Anan Hoda H, Zidan Rania A, Shaheen Mohammad A, Abd-El Fattah Enas A
Histology and Cell Biology Department, Faculty of Medicine, Zagazig University, Zagazig, Egypt.
Histology and Cell Biology Department, Faculty of Medicine, Zagazig University, Zagazig, Egypt.
Cytotherapy. 2016 Aug;18(8):970-984. doi: 10.1016/j.jcyt.2016.05.004.
Renal disease is a major health problem. Recent studies have reported the efficacy of stem cell therapy in nephropathy animal models.
This study was designed to investigate the therapeutic effectiveness of bone marrow-derived mesenchymal stromal cells (MSCs) versus losartan in the treatment of renal alterations induced by adriamycin (ADR).
Thirty-five adult male albino rats were divided into four groups. Group I was the control group. Group II (adriamycin-treated group),which included ten rats that were injected with a single dose of adriamycin (15 mg/kg) intraperitoneally, was subdivided into subgroup IIa and IIb and they were sacrificed 1 week and 5 weeks after adriamycin injection, respectively. Group III was the adriamycin + losartan-treated group and 1 week after adriamycin injection five rats received 10 mg/kg of losartan orally and daily for 4 weeks. Group IV was the adriamycin + MSC-treated group); five rats were injected with adriamycin as group II then supplied with MSCs at a dose of 1 × 10(6) cells suspended in 0.5 mL of phosphate-buffered saline (PBS) per rat in the tail vein 1 week after adriamycin injection. Rats of this group were sacrificed 4 weeks after the stem cell injection. Blood urea nitrogen and serum creatinine were measured. Samples from renal cortex were processed for light and electron microscope examination. As regards light microscope, sections were stained with hematoxylin and eosin (H-E), periodic acid-Schiff (PAS), masson trichrome, proliferating cell nuclear antigen (PCNA) and Caspase-3 immunohistochemical stains. Morphometrical and statistical analyses were also conducted.
Examination of adriamycin-treated group revealed deterioration of renal functions and various degrees of renal structural alterations as vacuolated cytoplasm, dark nuclei and detached epithelial lining. Administration of losartan partially improved ADR-induced kidney dysfunction, whereas MSCs denoted a more ameliorative role evidenced by structural and functional recovery.

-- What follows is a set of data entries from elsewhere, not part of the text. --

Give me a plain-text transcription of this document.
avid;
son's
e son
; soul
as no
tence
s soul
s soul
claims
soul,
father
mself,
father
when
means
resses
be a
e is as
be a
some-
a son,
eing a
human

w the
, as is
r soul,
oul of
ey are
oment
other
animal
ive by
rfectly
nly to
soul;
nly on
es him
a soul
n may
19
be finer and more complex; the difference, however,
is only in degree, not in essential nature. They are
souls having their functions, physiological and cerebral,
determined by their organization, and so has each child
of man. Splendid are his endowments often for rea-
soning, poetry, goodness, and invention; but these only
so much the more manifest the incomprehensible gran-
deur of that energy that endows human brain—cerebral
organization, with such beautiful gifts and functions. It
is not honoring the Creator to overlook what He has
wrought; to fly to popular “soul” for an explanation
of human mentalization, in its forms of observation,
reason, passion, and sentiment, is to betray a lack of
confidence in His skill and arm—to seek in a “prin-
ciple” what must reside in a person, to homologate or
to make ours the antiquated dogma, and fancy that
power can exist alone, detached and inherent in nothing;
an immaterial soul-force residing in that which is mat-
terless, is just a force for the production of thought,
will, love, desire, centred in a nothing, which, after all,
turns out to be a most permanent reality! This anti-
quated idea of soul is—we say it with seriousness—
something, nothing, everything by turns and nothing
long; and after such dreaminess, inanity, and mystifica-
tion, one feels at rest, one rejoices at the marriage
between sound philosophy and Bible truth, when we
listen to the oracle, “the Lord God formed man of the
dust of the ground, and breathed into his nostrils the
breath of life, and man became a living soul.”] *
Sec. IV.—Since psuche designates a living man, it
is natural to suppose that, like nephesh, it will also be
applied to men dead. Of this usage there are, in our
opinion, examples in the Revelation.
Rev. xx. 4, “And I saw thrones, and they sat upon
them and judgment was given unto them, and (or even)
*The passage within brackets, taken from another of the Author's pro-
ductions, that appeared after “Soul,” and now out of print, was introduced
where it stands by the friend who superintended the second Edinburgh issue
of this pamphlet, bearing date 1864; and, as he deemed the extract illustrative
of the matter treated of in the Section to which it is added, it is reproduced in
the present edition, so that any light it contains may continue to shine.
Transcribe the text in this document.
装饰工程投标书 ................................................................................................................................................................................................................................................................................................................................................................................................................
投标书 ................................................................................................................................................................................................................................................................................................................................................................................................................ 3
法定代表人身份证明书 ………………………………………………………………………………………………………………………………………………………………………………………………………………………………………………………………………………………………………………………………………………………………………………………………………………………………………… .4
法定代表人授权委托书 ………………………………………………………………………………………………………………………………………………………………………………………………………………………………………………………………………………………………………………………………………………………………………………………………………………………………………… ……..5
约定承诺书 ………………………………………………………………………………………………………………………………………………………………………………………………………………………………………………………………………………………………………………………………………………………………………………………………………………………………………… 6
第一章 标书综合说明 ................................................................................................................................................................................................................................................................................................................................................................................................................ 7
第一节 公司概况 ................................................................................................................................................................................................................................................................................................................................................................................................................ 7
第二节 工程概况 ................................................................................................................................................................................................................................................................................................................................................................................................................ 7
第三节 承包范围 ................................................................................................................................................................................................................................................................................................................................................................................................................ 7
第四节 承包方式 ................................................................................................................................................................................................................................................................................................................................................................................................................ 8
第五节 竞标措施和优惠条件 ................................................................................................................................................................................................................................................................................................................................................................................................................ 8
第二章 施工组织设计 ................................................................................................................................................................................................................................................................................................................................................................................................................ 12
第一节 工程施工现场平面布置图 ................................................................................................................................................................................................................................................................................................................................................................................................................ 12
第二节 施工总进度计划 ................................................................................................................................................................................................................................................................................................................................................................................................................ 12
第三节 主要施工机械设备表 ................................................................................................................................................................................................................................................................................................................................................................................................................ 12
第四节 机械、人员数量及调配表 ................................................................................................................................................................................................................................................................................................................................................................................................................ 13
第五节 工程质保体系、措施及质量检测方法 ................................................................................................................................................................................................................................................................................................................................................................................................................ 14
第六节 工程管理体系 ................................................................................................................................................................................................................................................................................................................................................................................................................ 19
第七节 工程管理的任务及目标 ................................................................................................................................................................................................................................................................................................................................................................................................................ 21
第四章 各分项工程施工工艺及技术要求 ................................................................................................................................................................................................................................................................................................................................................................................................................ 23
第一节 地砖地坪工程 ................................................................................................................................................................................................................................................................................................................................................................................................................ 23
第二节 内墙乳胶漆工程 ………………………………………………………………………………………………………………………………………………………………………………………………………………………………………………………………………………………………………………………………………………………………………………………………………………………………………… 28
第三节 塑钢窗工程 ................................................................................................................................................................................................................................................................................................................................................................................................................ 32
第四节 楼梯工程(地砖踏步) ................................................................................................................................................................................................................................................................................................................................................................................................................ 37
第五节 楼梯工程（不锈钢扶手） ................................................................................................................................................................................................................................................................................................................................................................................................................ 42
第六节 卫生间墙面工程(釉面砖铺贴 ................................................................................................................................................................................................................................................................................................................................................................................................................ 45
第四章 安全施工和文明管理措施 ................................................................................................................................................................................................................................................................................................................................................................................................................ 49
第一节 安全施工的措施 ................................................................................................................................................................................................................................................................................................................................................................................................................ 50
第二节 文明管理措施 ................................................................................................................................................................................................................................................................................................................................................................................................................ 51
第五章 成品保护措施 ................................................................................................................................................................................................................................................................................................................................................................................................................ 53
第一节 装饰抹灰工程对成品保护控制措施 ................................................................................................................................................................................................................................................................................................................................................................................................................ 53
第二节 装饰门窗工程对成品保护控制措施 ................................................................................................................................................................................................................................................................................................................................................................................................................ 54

MSCs have a relevant therapeutic potential against ADR-induced renal damage. MSCs may accomplish this role by decreasing caspase-3 expression and increasing proliferating cell nuclear antigen staining which influence the regeneration of the kidney.
肾脏疾病是一个主要的健康问题。最近的研究报道了干细胞疗法在肾病动物模型中的疗效。
本研究旨在调查骨髓间充质基质细胞(MSCs)与氯沙坦相比在治疗阿霉素(ADR)诱导的肾脏改变中的治疗效果。
35只成年雄性白化大鼠被分为四组。第一组为对照组。第二组(阿霉素治疗组)包括10只大鼠,腹腔注射单剂量阿霉素(15mg/kg),分别在阿霉素注射后1周和5周处死,并分为亚组IIa和IIb。第三组为阿霉素+氯沙坦治疗组,在阿霉素注射1周后,5只大鼠口服10mg/kg氯沙坦,每日1次,共4周。第四组为阿霉素+间充质干细胞治疗组;5只大鼠如第二组一样注射阿霉素,然后在阿霉素注射1周后经尾静脉给予每只大鼠剂量为1×10(6)个细胞且悬浮于0.5mL磷酸盐缓冲盐水(PBS)中的间充质干细胞。该组大鼠在干细胞注射4周后处死。测量血尿素氮和血清肌酐。对肾皮质样本进行光镜和电镜检查。至于光镜检查,切片用苏木精和伊红(H-E)、过碘酸希夫(PAS)、马松三色染色、增殖细胞核抗原(PCNA)和半胱天冬酶-3免疫组化染色。还进行了形态计量学和统计学分析。
阿霉素治疗组检查显示肾功能恶化以及各种程度的肾脏结构改变,如细胞质空泡化、细胞核深色化和上皮衬里脱落。氯沙坦的给药部分改善了阿霉素诱导的肾功能障碍,而间充质干细胞表现出更明显的改善作用,这通过结构和功能的恢复得到证明。
间充质干细胞对阿霉素诱导的肾损伤具有相关的治疗潜力。间充质干细胞可能通过降低半胱天冬酶-3表达和增加增殖细胞核抗原染色来发挥这一作用,从而影响肾脏的再生。